I recently encountered a case where I need to compare two files (golden and expected) for verification of test results and even though the data written to both the files were same, the files does not match.
On further investigation, I found that there is a structure which contains some integers and a char array of 64 bytes, and not all the bytes of char array were getting used in most of the cases and unused fields from the array contain random data and that was causing the mismatch.
This brought me ask the question whether it is good practice to initialize the array in C/C++ as well, as it is done in Java?
I strongly disagree with the given opinions that doing so is "eliminating a common source of bugs" or "not doing so will mess with your program's correctness". If the program works with unitialized values then it has a bug and is incorrect. Initializing the values does not eliminate this bug, because they often still do not have the expected values at the first use. However, when they contain random garbage, the program is more likely to crash in a random way at every try. Always having the same values may give a more deterministic behaviour in crashing and makes debugging easier.
For your specific question, it is also good security practice to overwrite unused parts before they are written to a file, because they may contain something from a previous use that you do not want to be written, like passwords.
I would say that the good practice in C++ is using a std::vector<> instead of an array. This is not valid for C, of course.

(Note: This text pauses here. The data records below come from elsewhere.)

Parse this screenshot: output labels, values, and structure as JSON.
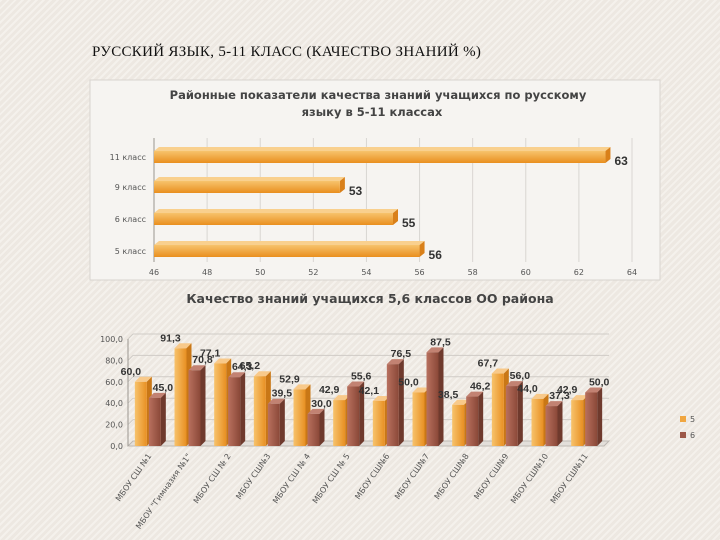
{
  "slide": {
    "title": "РУССКИЙ ЯЗЫК, 5-11 КЛАСС (КАЧЕСТВО ЗНАНИЙ %)"
  },
  "colors": {
    "bar_top": "#f2a43a",
    "series_5": "#f0a640",
    "series_6": "#9d5848"
  },
  "chart_data": [
    {
      "type": "bar",
      "orientation": "horizontal",
      "title_lines": [
        "Районные показатели качества знаний учащихся по русскому",
        "языку в 5-11 классах"
      ],
      "categories": [
        "11 класс",
        "9 класс",
        "6 класс",
        "5 класс"
      ],
      "values": [
        63,
        53,
        55,
        56
      ],
      "xlim": [
        46,
        64
      ],
      "xticks": [
        "46",
        "48",
        "50",
        "52",
        "54",
        "56",
        "58",
        "60",
        "62",
        "64"
      ],
      "grid": true
    },
    {
      "type": "bar",
      "title": "Качество знаний учащихся 5,6 классов ОО района",
      "categories": [
        "МБОУ СШ №1",
        "МБОУ \"Гимназия №1\"",
        "МБОУ СШ № 2",
        "МБОУ СШ№3",
        "МБОУ СШ № 4",
        "МБОУ СШ № 5",
        "МБОУ СШ№6",
        "МБОУ СШ№7",
        "МБОУ СШ№8",
        "МБОУ СШ№9",
        "МБОУ СШ№10",
        "МБОУ СШ№11"
      ],
      "series": [
        {
          "name": "5",
          "values": [
            60.0,
            91.3,
            77.1,
            65.2,
            52.9,
            42.9,
            42.1,
            50.0,
            38.5,
            67.7,
            44.0,
            42.9
          ],
          "labels": [
            "60,0",
            "91,3",
            "77,1",
            "65,2",
            "52,9",
            "42,9",
            "42,1",
            "50,0",
            "38,5",
            "67,7",
            "44,0",
            "42,9"
          ]
        },
        {
          "name": "6",
          "values": [
            45.0,
            70.8,
            64.3,
            39.5,
            30.0,
            55.6,
            76.5,
            87.5,
            46.2,
            56.0,
            37.3,
            50.0
          ],
          "labels": [
            "45,0",
            "70,8",
            "64,3",
            "39,5",
            "30,0",
            "55,6",
            "76,5",
            "87,5",
            "46,2",
            "56,0",
            "37,3",
            "50,0"
          ]
        }
      ],
      "ylim": [
        0,
        100
      ],
      "yticks": [
        "0,0",
        "20,0",
        "40,0",
        "60,0",
        "80,0",
        "100,0"
      ],
      "legend": "right",
      "grid": true
    }
  ]
}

Keep in mind that keeping arrays uninitialized may have advantages like performance.
It's only bad reading from uninitialized arrays. Having them around without ever reading from uninitialized places is fine.
Moreover if your program has bug that makes it read from uninitialized place in array, then "covering it up" by defensively initializing all array to known value is not the solution for bug, and can only make it surface later.
One could write a big article on the difference between the two styles one can encounter, people who initialize variables always when declaring them and people who initialize them when necessary. I share a big project with someone who is in the first category and I am now definitly more of the second type. Always initializing variables has brought more subtle bugs and problems than not and I will try to explain why, remembering the cases I found. First example:
This was the code written by the other guy. This function is the hottest function in our application (you imagine a text index on 500 000 000 sentences in a ternary tree, the FIFO stack is used to handle the recursion as we do not want to use recursive function calls). This was typical of his programming style because of his systematic initialization of variables. The problem with that code was the hidden
memcpy
of the initialization and the two other copies of the structures (which btw were not calls tomemcpy
gcc's strange sometimes), so we had 3 copies + a hidden function call in the hottest function of the project. Rewriting it toOnly one copy (and supplemental benefit on SPARC where it runs, the function is a leaf function thanks to the avoided call to
memcpy
and does not need to build a new register window). So the function was 4 times faster.Another problem I found ounce but do not remember where exactly (so no code example, sorry). A variable that was initialized when declared but it was used in a loop, with
switch
in a finite state automaton. The problem the initialization value was not one of the states of the automaton and in some extremly rare cases the automaton didn't work correctly. By removing the initializer, the warning the compiler emitted made it obvious that the variable could be used before it was properly initialized. Fixing the automaton was easy then. Morality: defensively initialising a variable may suppress a very usefull warning of the compiler.Conclusion: Initialise your variables wisely. Doing it systematicaly is nothing more than following a cargo-cult (my buddy at work is the worse cargo-culter one can imagine, he never uses goto, always initialize a variable, use a lot of static declarations (it's faster ye know (it's in fact even really slow on SPARC 64bit), makes all functions
inline
even if they have 500 lines (using__attribute__((always_inline))
when the compiler does not want)If you don't initialize the values in a c++ array, then the values could be anything, so it would be good practice to zero them out if you want predictable results.
But if you use the char array like a null terminated string, then you should be able to write it to a file with the proper function.
Although in c++ it might be better to use a more OOP solution. I.E. vectors, strings, etc.
First, you should initialize arrays, variables, etc. if not doing so will mess with your program's correctness.
Second, it appears that in this particular case, not initializing the array did not affect the correctness of the original program. Instead, the program meant to compare the files does not know enough about the file format used to tell if the files differ in a meaningful way ("meaningful" defined by the first program).
Instead of complaining about the original program, I would fix the comparison program to know more about the file format in question. If the file format isn't well documented then you've got a good reason to complain.